The Black Sea region of Turkey is often considered the most conservative, nationalist region of Turkey. The murder of Hrant Dink by a boy from the Black Sea region, attacks on Catholic priests and the fact that the separatist Kurdistan Workers’ Party (PKK) has almost no presence throughout the region testify to the nationalist and religious conservatism of the area. Yet, in this age, I would not expect a local education director go to the extent of condemning Christmas and New Year’s Eve celebrations as Christian propaganda and suggesting parents to save their children by not allowing such events.
“I want to make an appeal because of the approaching New Year” the director said in his message. He described Anatolia as a “99 percent Muslim land,” and condemned Christmas and New Year’s Eve celebrations as “incompatible with the traditions and customs of the people of Anatolia” and appealed to families to “save” their children at kindergarten or primary school ages in awareness that “New Year’s Eve celebrations are Christian propaganda, I thank you in advance for showing national sensitivity and not letting the subconscious of your children be occupied by such Christmas or New Year’s Eve celebrations.”
This was a message from a provincial top education official that somehow made the news. How many other shallow local and central government top bureaucrats share identical positions, but do not make the news, I have no estimation. Yet I am afraid the problem is not an “isolated exception” to Bartın.
How could it be? With such a conservative government in office constantly boasting about plans to carry Turkey to the pre-republican dark ages, what else can one expect from a local official? If a president is condemning modern Turkish of not being a language of science, literature or philosophy and insisting “irrespective of if they [secularists] want it or not, they will learn and teach Ottoman Turkish.”
This hegemonic governance understanding and growing autocratic tendencies, as well as rising religious conservatism, might eventually imperil the atmosphere of tolerance and the tradition of the cohabitation of sects and religions in this country, adding a new dimension to the already problematic ethnic Turkish-Kurdish separatist divide. Why don’t the rulers of this predominantly Sunni Muslim country look at what has been continuing in the mostly Muslim Arab neighborhood and see where sectarian politics brought it.
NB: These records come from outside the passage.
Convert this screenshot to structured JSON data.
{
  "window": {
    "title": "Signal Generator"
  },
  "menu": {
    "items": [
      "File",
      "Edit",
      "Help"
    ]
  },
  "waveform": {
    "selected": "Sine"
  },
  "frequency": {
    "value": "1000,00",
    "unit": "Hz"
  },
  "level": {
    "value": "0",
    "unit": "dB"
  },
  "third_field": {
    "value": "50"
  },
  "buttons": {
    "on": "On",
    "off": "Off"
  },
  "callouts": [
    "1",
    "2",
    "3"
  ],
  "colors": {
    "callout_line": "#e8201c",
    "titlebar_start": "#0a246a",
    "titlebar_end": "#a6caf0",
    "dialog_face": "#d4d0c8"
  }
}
The current rulers of Turkey might be very much proud about themselves, but this country had, in its recent history, in the style of the Islamic State of Iraq and Levant (ISIL), Muslim uprisings. Turkey suffered a lot from such Islamic rebellious movements. When the Greeks were approaching Ankara in the War of Liberation, there were some 30 uprisings throughout the country, all by such zealots. Was it not because of the 1925 radical Muslim-Kurdish uprising of Sheikh Said that Turkey was compelled to relinquish its claim over Mosul in exchange for an end to the British inciting rebellions in the country?
Over the past 90 years or so, Turkey has nurtured a democratic understanding through secular policies. Unfortunately, the secularism principle was sometimes misunderstood as atheism and a serious trauma was experienced by the pious segments of the society. Still, Turkey effectively managed to make democracy a way of life. The progressive Alevi segment of the society, the surviving pre-Islam shamanic traditions of Anatolian people and of course the tolerant Sufi interpretation of Islam helped Turks develop a coherent and tolerant relationship with all sects and all religions. The Ottomans, being a multi-cultural empire, helped as well to form a tradition of tolerance to all faiths in the Turkish society.
Now with a sectarian and radical conservative political Islamist understanding, Turkey should not lose its treasures. Rather than be buried in the obsessions of shallow minds, Turks must be proud of the history of this land. They must able to proudly say, for example, that Santa Claus, the inspiration for the Christmas tradition of the Christian world, was an Anatolian, he was from Myra, now Demre in Turkey.
Merry Christmas to you also Bartın’s education director, as well.